Check that your experimental setup conforms to a
Latin Square Design with Split-Split-Plot

You have a Latin Square experimental design if your experimental units differ due to row and column variation, and each row and column have as many experimental units as there are treatments. The row and column factors will be blocks, and each treatment will appear once in every row and every column.

You have a Split-Split-Plot treatment design if you have three or more treatments (factors), each having discrete values or "levels". Each factor is applied to different experimental units. The experimental units are created by successively subdividing the largest experimental unit (whole plot).

Plant example: You are applying irrigation treatments to plots (whole plot experimental units), and these plots differ in moisture (row) and soil type (column); this makes it a Latin Square. You have 4 levels of irrigation that are applied to plots. Each plot is split into 3 sub-plots, to which one of the 3 levels of nitrogen fertilizer is applied. Then each of the sub-plots is split into 2 sub-sub-plots, each of which receives one of two mulch treatment levels.

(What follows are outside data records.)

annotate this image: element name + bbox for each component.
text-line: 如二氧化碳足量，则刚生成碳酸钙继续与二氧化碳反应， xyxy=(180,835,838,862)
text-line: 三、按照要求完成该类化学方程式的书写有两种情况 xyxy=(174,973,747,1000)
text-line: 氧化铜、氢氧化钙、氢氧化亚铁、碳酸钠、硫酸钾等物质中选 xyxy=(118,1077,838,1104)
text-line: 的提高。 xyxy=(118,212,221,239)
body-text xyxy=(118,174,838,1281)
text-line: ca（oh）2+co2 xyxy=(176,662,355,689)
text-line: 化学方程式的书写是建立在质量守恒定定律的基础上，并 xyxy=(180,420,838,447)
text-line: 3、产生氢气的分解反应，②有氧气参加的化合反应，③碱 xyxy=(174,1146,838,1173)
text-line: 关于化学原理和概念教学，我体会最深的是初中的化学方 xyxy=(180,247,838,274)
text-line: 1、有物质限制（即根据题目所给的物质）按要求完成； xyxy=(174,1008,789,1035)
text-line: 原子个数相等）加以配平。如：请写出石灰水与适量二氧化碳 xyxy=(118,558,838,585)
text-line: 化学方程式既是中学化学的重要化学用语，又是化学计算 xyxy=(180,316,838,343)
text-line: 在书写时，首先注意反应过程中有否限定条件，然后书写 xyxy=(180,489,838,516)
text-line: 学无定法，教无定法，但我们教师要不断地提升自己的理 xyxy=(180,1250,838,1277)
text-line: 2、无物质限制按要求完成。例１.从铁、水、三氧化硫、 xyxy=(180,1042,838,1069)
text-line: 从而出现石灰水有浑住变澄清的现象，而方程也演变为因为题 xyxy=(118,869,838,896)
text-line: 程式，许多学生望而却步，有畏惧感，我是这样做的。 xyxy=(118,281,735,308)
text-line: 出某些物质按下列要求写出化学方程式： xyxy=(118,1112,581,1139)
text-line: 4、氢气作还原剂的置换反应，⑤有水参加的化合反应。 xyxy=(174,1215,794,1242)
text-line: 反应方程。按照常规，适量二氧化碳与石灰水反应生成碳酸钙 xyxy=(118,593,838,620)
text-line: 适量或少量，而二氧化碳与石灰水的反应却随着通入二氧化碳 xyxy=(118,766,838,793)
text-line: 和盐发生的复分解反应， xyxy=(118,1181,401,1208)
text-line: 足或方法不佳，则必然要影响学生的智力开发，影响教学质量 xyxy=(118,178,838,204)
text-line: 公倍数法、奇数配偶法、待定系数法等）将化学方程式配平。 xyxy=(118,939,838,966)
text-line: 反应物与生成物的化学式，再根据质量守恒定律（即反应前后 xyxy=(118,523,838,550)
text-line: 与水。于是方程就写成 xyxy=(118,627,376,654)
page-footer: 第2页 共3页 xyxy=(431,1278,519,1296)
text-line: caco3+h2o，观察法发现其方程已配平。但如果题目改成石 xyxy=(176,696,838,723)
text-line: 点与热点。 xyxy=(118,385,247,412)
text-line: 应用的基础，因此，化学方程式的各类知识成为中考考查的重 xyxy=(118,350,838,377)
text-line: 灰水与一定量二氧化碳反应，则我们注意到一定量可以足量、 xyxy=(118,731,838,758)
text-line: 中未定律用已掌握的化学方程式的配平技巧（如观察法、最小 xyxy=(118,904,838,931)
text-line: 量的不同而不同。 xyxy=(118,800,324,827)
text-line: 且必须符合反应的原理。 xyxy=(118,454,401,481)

Animal example: You are feeding diet treatments to animals (columns) over time (rows); this makes it a Latin Square. You have 4 protein level diets (whole-plot factor) assigned to animals. In each time period, a blood sample is taken and split into three tubes. Each tube is mixed a different buffer (sub-plot treatment factor). Then, in the lab, each tube is measured for amino acid concentration by two methods (sub-sub-plot treatment factors).